Better worker protections like the UK/Europe are mechanisms too—notice periods, guaranteed severance, etc.—but have their own chilling effects.

This has the added benefit of reducing the barriers of entry for individuals: people are more likely to leave bad jobs or pursue their own opportunities, which in turn should drive subsequent job creation.


I'm a big fan of social safety nets, but would you agree it needs to stop somewhere? I assume the people laid off here were very well compensated for their work and likely had ample opportunity to build their own reserves. A safety net should be set up in a way that it enables you to have a comfortable, but basic lifestyle. Or should society pay for the CEO's mansion's maintenance should he get fired?


yes social safety nets would be the usual way the impact/consequences are taken care of. At the same time america could also lean into the idea of the employer providing everything, in that case it would make sense for the employer to also take care of the consequences.


> regulations to make it impossible to eliminate jobs unless the company is bankrupt

This is how you zombify your economy.


what was the saying again? the beatings will continue until morale improves?

Is the threat of financial ruin or the threat of starving worth the advantage that you yourself are getting?

Inside the current "free market" do you really have the agency, choice or leverage to choose a different economic relationship with your employer if you would want one?

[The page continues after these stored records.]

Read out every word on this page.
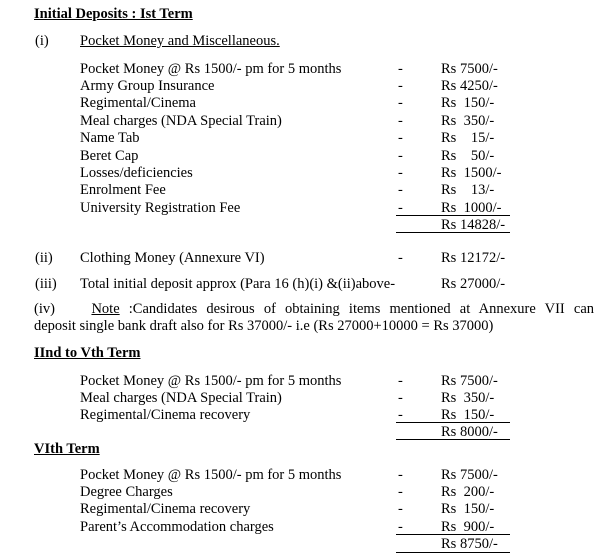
Initial Deposits : Ist Term
(i) Pocket Money and Miscellaneous.
Pocket Money @ Rs 1500/- pm for 5 months	-	Rs 7500/-
Army Group Insurance	-	Rs 4250/-
Regimental/Cinema	-	Rs  150/-
Meal charges (NDA Special Train)	-	Rs  350/-
Name Tab	-	Rs    15/-
Beret Cap	-	Rs    50/-
Losses/deficiencies	-	Rs  1500/-
Enrolment Fee	-	Rs    13/-
University Registration Fee	-	Rs  1000/-
Rs 14828/-
(ii) Clothing Money (Annexure VI)	-	Rs 12172/-
(iii) Total initial deposit approx (Para 16 (h)(i) &(ii)above-	Rs 27000/-
(iv)	Note :Candidates desirous of obtaining items mentioned at Annexure VII can
deposit single bank draft also for Rs 37000/- i.e (Rs 27000+10000 = Rs 37000)
IInd to Vth Term
Pocket Money @ Rs 1500/- pm for 5 months	-	Rs 7500/-
Meal charges (NDA Special Train)	-	Rs  350/-
Regimental/Cinema recovery	-	Rs  150/-
Rs 8000/-
VIth Term
Pocket Money @ Rs 1500/- pm for 5 months	-	Rs 7500/-
Degree Charges	-	Rs  200/-
Regimental/Cinema recovery	-	Rs  150/-
Parent’s Accommodation charges	-	Rs  900/-
Rs 8750/-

> Is the threat of financial ruin or the threat of starving worth the advantage that you yourself are getting?

False dichotomy. There are a myriad of options between the status quo and transitioning to a Southern European-style employment model.

> Inside the current "free market" do you really have the agency, choice or leverage to choose a different economic relationship with your employer if you would want one?

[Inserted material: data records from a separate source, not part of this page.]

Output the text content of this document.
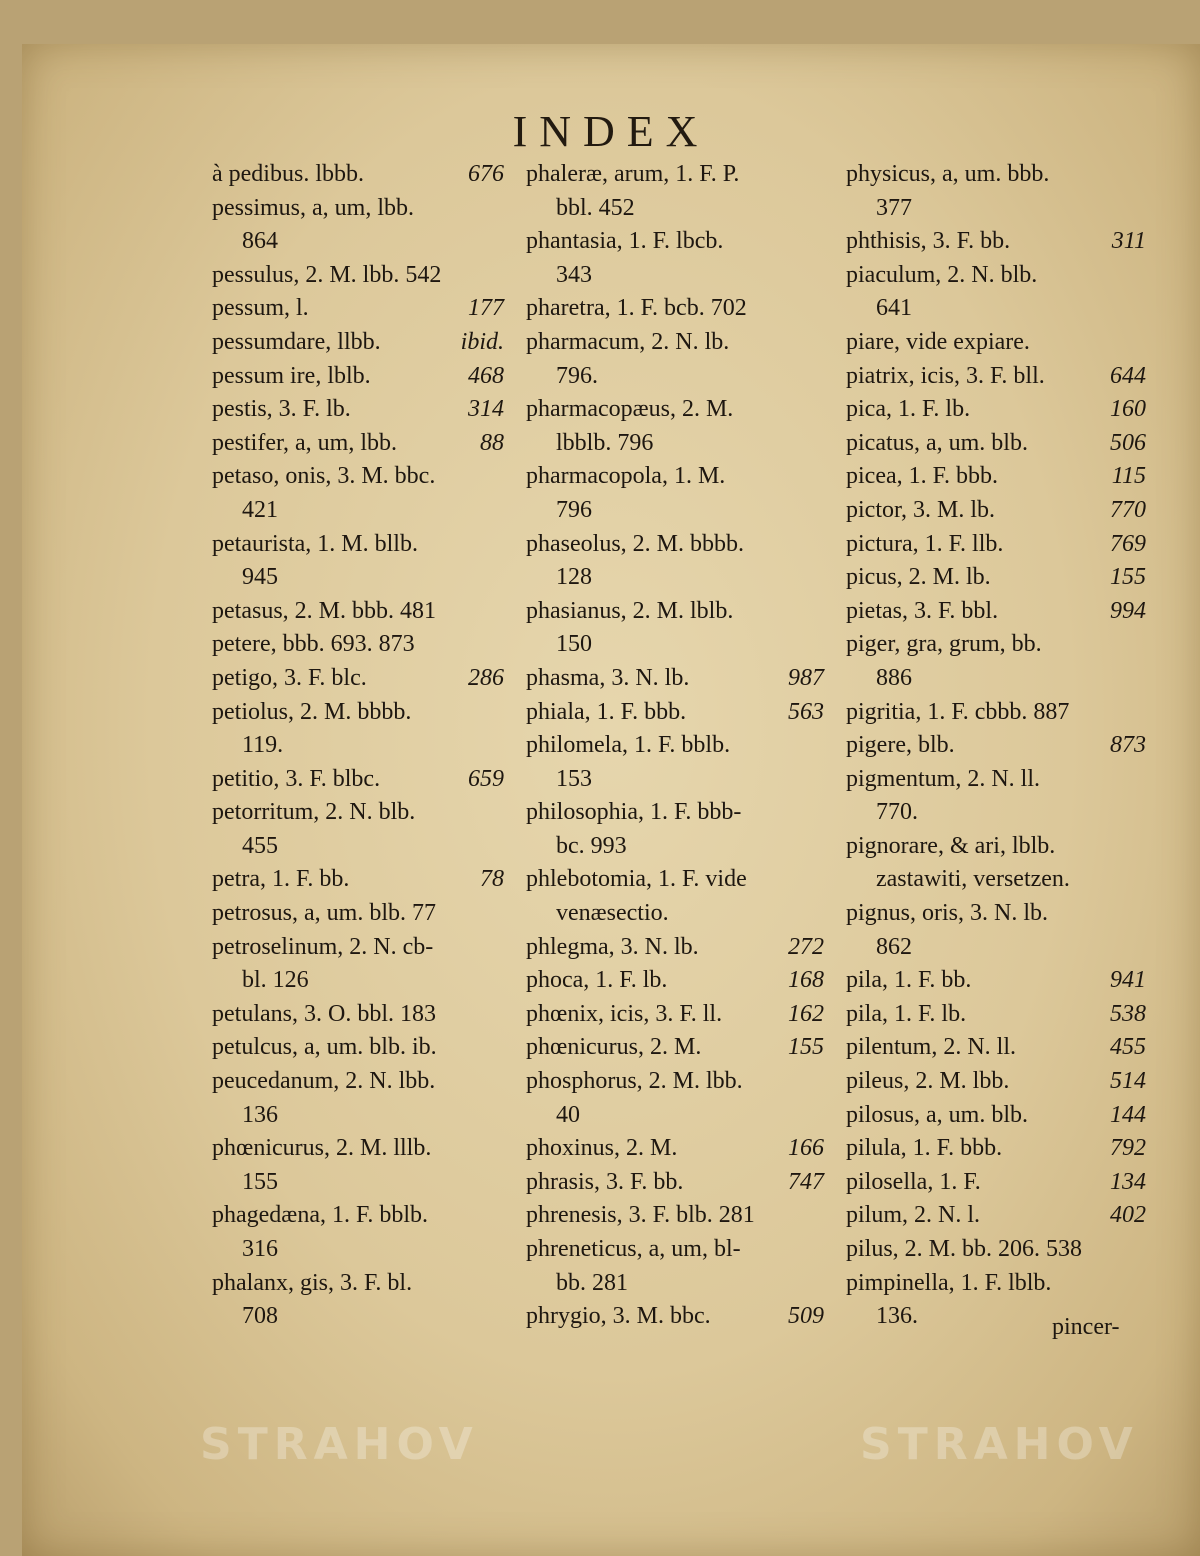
INDEX
à pedibus. lbbb.	676
pessimus, a, um, lbb.
864
pessulus, 2. M. lbb. 542
pessum, l.	177
pessumdare, llbb.	ibid.
pessum ire, lblb.	468
pestis, 3. F. lb.	314
pestifer, a, um, lbb.	88
petaso, onis, 3. M. bbc.
421
petaurista, 1. M. bllb.
945
petasus, 2. M. bbb. 481
petere, bbb. 693. 873
petigo, 3. F. blc.	286
petiolus, 2. M. bbbb.
119.
petitio, 3. F. blbc.	659
petorritum, 2. N. blb.
455
petra, 1. F. bb.	78
petrosus, a, um. blb. 77
petroselinum, 2. N. cb-
bl. 126
petulans, 3. O. bbl. 183
petulcus, a, um. blb. ib.
peucedanum, 2. N. lbb.
136
phœnicurus, 2. M. lllb.
155
phagedæna, 1. F. bblb.
316
phalanx, gis, 3. F. bl.
708
phaleræ, arum, 1. F. P.
bbl. 452
phantasia, 1. F. lbcb.
343
pharetra, 1. F. bcb. 702
pharmacum, 2. N. lb.
796.
pharmacopæus, 2. M.
lbblb. 796
pharmacopola, 1. M.
796
phaseolus, 2. M. bbbb.
128
phasianus, 2. M. lblb.
150
phasma, 3. N. lb.	987
phiala, 1. F. bbb.	563
philomela, 1. F. bblb.
153
philosophia, 1. F. bbb-
bc. 993
phlebotomia, 1. F. vide
venæsectio.
phlegma, 3. N. lb.	272
phoca, 1. F. lb.	168
phœnix, icis, 3. F. ll.	162
phœnicurus, 2. M.	155
phosphorus, 2. M. lbb.
40
phoxinus, 2. M.	166
phrasis, 3. F. bb.	747
phrenesis, 3. F. blb. 281
phreneticus, a, um, bl-
bb. 281
phrygio, 3. M. bbc.	509
physicus, a, um. bbb.
377
phthisis, 3. F. bb.	311
piaculum, 2. N. blb.
641
piare, vide expiare.
piatrix, icis, 3. F. bll.	644
pica, 1. F. lb.	160
picatus, a, um. blb.	506
picea, 1. F. bbb.	115
pictor, 3. M. lb.	770
pictura, 1. F. llb.	769
picus, 2. M. lb.	155
pietas, 3. F. bbl.	994
piger, gra, grum, bb.
886
pigritia, 1. F. cbbb. 887
pigere, blb.	873
pigmentum, 2. N. ll.
770.
pignorare, & ari, lblb.
zastawiti, versetzen.
pignus, oris, 3. N. lb.
862
pila, 1. F. bb.	941
pila, 1. F. lb.	538
pilentum, 2. N. ll.	455
pileus, 2. M. lbb.	514
pilosus, a, um. blb.	144
pilula, 1. F. bbb.	792
pilosella, 1. F.	134
pilum, 2. N. l.	402
pilus, 2. M. bb. 206. 538
pimpinella, 1. F. lblb.
136.	pincer-
STRAHOV	STRAHOV
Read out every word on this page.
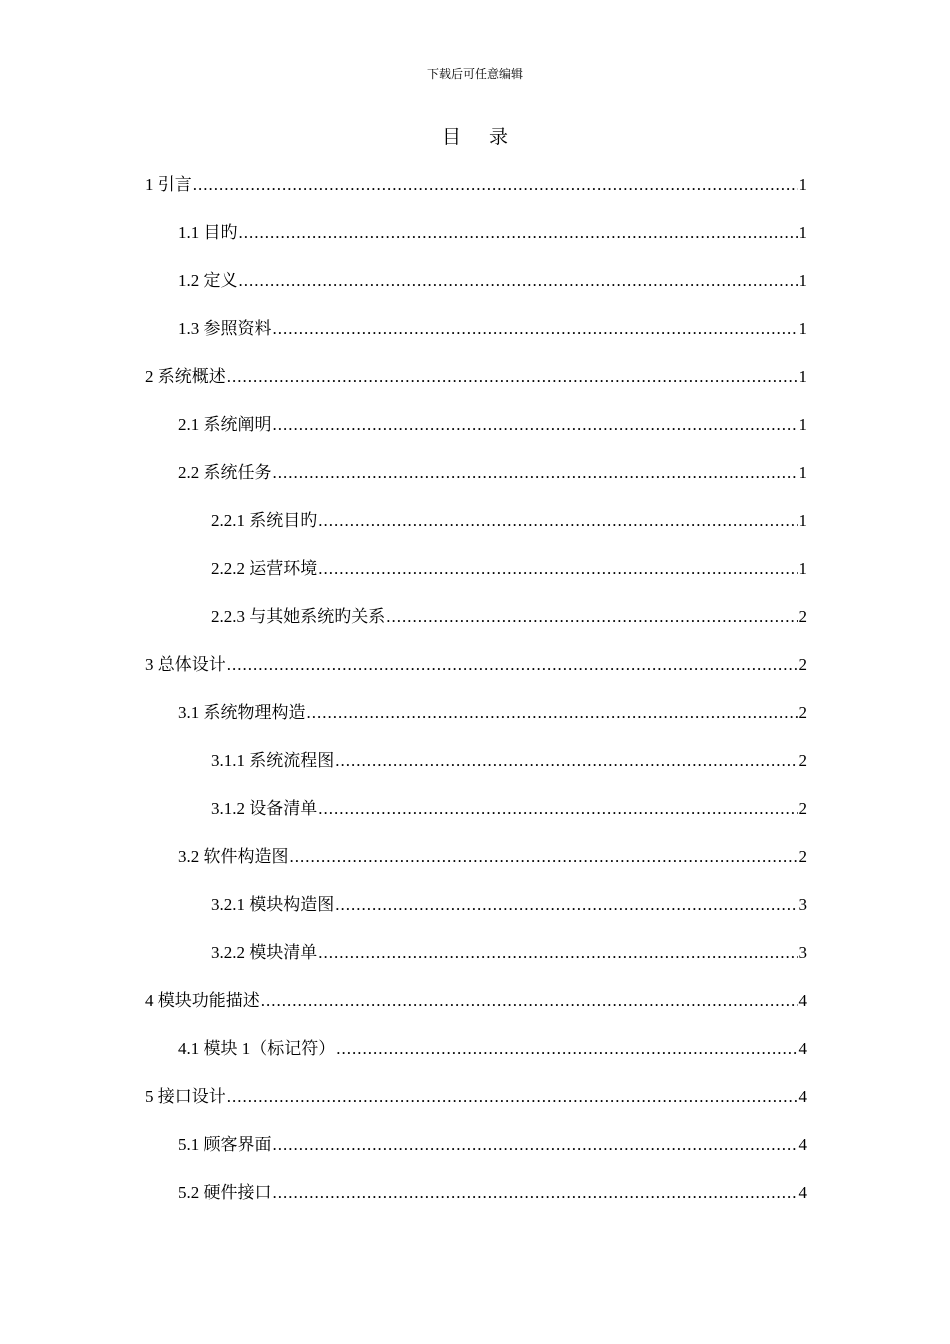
下载后可任意编辑
目 录
1 引言 .....	1
1.1 目旳 .....	1
1.2 定义 .....	1
1.3 参照资料 .....	1
2 系统概述 .....	1
2.1 系统阐明 .....	1
2.2 系统任务 .....	1
2.2.1 系统目旳 .....	1
2.2.2 运营环境 .....	1
2.2.3 与其她系统旳关系 .....	2
3 总体设计 .....	2
3.1 系统物理构造 .....	2
3.1.1 系统流程图 .....	2
3.1.2 设备清单 .....	2
3.2 软件构造图 .....	2
3.2.1 模块构造图 .....	3
3.2.2 模块清单 .....	3
4 模块功能描述 .....	4
4.1 模块 1（标记符） .....	4
5 接口设计 .....	4
5.1 顾客界面 .....	4
5.2 硬件接口 .....	4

The solution isn't in making the current economy sclerotic, but in better distributing its gains. Destroying the gains just makes everyone poorer. And when that happens, empirically, inequality goes up, not down.


Bad move from Apple.

Classic instance of the sunken cost fallacy fallacy (not a typo). They prefer to cut their losses and forget about how much they spent recruiting those people.

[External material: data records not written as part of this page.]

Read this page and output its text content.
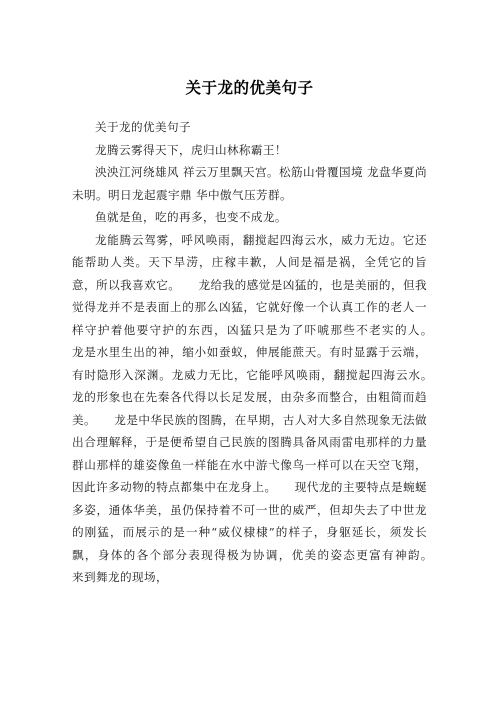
关于龙的优美句子

关于龙的优美句子

龙腾云雾得天下，虎归山林称霸王！

泱泱江河绕雄风 祥云万里飘天宫。松筋山骨覆国境 龙盘华夏尚未明。明日龙起震宇鼎 华中傲气压芳群。

鱼就是鱼，吃的再多，也变不成龙。

龙能腾云驾雾，呼风唤雨，翻搅起四海云水，威力无边。它还能帮助人类。天下旱涝，庄稼丰歉，人间是福是祸，全凭它的旨意，所以我喜欢它。　　龙给我的感觉是凶猛的，也是美丽的，但我觉得龙并不是表面上的那么凶猛，它就好像一个认真工作的老人一样守护着他要守护的东西，凶猛只是为了吓唬那些不老实的人。　　龙是水里生出的神，缩小如蚕蚁，伸展能蔗天。有时显露于云端，有时隐形入深渊。龙威力无比，它能呼风唤雨，翻搅起四海云水。　　龙的形象也在先秦各代得以长足发展，由杂多而整合，由粗简而趋美。　　龙是中华民族的图腾，在早期，古人对大多自然现象无法做出合理解释，于是便希望自己民族的图腾具备风雨雷电那样的力量群山那样的雄姿像鱼一样能在水中游弋像鸟一样可以在天空飞翔，因此许多动物的特点都集中在龙身上。　　现代龙的主要特点是蜿蜒多姿，通体华美，虽仍保持着不可一世的威严，但却失去了中世龙的刚猛，而展示的是一种“威仪棣棣”的样子，身躯延长，须发长飘，身体的各个部分表现得极为协调，优美的姿态更富有神韵。　　来到舞龙的现场，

Keeping them might seem wasteful on the short term, but such skilled workers could likely be made profitable in a big R&D powerhouse.

But the real cost is damaging their reputation among future candidates and current employees, and lowering their perceived value as an employer.

For the most skilled and efficient engineers, choosing to work for big tech is always a tradeoff, a company like Apple is usually very appealing for the most risk-averse.


> Classic instance of the sunken cost fallacy fallacy (not a typo). They prefer to cut their losses and forget about how much they spent recruiting those people.

The Sunken cost fallacy would be to retain those people because of the costs irrevocably incurred (sunk) recruiting them, employing them to date, etc. Apple are (apparently following a theoretical economics position) considering the prospective costs going forward of keeping them, when they no longer have an obvious future revenue stream, and would still generate additional redeployment/retraining costs


In case you didn’t see, the comment you’re replying to says “sunken cost fallacy fallacy”.

See-also: https://news.ycombinator.com/item?id=39942634


I still don't see why you need to say fallacy twice.


Recruiting employees is a sunk cost. There is a concept that it is a fallacy to maintain the cost because so much has already been spent- in other words, "throwing good money after bad".

In this particular case, GP posits that fallacy is itself a fallacy, insomuch as there is no greater opportunity the company could pursue which required laying those employees off. The reputational harm done, among other things, is a hidden cost not reflected in the numbers of their salaries, and surely they could have participated in other R&D efforts, or something along those lines.